Antonio Arragán
Diario El Mundo
Atoyac.-El canto de las aves se vio opacado por un ecocidio que acabó con miles de mojarras y otras especies acuáticas.
Las industrias de la región lo volvieron hacer: arrojaron sus aguas residuales al río Atoyac y acabaron con todo.
La tranquilidad de la naturaleza fue interrumpida por la mano del hombre, una cantidad de desechos acabó con la vida acuática de este centro turístico, peces muertos, olores putrefactos y una impotencia por no castigar a los responsables invaden a los habitantes de Rancho Mota.

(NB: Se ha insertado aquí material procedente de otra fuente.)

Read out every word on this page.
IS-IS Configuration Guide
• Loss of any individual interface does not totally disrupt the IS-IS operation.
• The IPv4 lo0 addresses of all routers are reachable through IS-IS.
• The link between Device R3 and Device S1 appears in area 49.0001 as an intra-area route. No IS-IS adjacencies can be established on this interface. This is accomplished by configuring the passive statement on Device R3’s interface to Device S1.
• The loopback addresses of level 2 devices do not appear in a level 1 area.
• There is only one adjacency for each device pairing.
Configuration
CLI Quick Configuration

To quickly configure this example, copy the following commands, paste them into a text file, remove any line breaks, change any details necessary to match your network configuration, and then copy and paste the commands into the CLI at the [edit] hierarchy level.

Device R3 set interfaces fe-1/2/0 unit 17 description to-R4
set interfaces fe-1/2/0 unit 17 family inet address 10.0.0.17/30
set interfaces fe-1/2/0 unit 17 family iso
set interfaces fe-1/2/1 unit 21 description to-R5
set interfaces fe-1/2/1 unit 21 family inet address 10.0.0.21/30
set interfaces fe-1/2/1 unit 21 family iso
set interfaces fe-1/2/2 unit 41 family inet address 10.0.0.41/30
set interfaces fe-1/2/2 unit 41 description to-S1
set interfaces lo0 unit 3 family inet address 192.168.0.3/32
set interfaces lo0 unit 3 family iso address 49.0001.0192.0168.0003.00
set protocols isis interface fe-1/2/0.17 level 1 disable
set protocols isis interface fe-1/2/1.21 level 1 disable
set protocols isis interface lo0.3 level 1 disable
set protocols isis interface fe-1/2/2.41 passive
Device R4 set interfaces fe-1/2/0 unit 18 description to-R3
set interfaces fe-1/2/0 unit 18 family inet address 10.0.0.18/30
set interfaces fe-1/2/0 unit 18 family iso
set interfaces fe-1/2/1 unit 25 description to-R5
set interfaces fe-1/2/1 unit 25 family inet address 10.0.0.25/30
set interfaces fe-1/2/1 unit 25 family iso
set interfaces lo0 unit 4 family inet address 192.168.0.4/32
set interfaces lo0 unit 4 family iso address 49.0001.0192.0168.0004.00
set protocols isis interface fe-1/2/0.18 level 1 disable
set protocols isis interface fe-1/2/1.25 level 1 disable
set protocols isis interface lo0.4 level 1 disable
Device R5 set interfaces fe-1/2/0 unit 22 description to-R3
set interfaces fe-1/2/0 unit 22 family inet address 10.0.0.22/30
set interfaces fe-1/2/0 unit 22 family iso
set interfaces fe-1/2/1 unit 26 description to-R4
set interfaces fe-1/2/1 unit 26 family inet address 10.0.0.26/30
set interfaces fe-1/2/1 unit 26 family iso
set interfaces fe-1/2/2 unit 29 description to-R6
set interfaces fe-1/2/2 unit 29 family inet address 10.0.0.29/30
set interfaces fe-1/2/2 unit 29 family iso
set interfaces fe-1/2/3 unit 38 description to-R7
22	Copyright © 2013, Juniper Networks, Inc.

Aseguran que los responsables de la contaminación están plenamente identificados, pero autoridades de la Secretaría de Medio Ambiente y Comisión Nacional del Agua no hacen nada, lamentó Eleazar Matías, representante vecinal.
Tras un recorrido por zona, se percibe que la corriente del agua es de color café, el aire lleva un olor putrefacto de todos los animales que murieron por las descargas de aguas residuales, afectados informaron que esta vez la contaminación que arrojaron las industrias alcoholera y azucarera, acabaron no solo con el medio ambiente, sino también con su patrimonio, ya que algunos contaban con criaderos de mojarras que murieron por las descargas de residuos.
Pese a la gravedad del problema y que cada año se repite, hasta ahora ninguna autoridad a nivel estatal o federal ha emitió un pronunciamiento, mientras tanto vecinos temen que en cualquier momento las factorías arrojen nuevamente sus desechos y que nadie se haga responsable.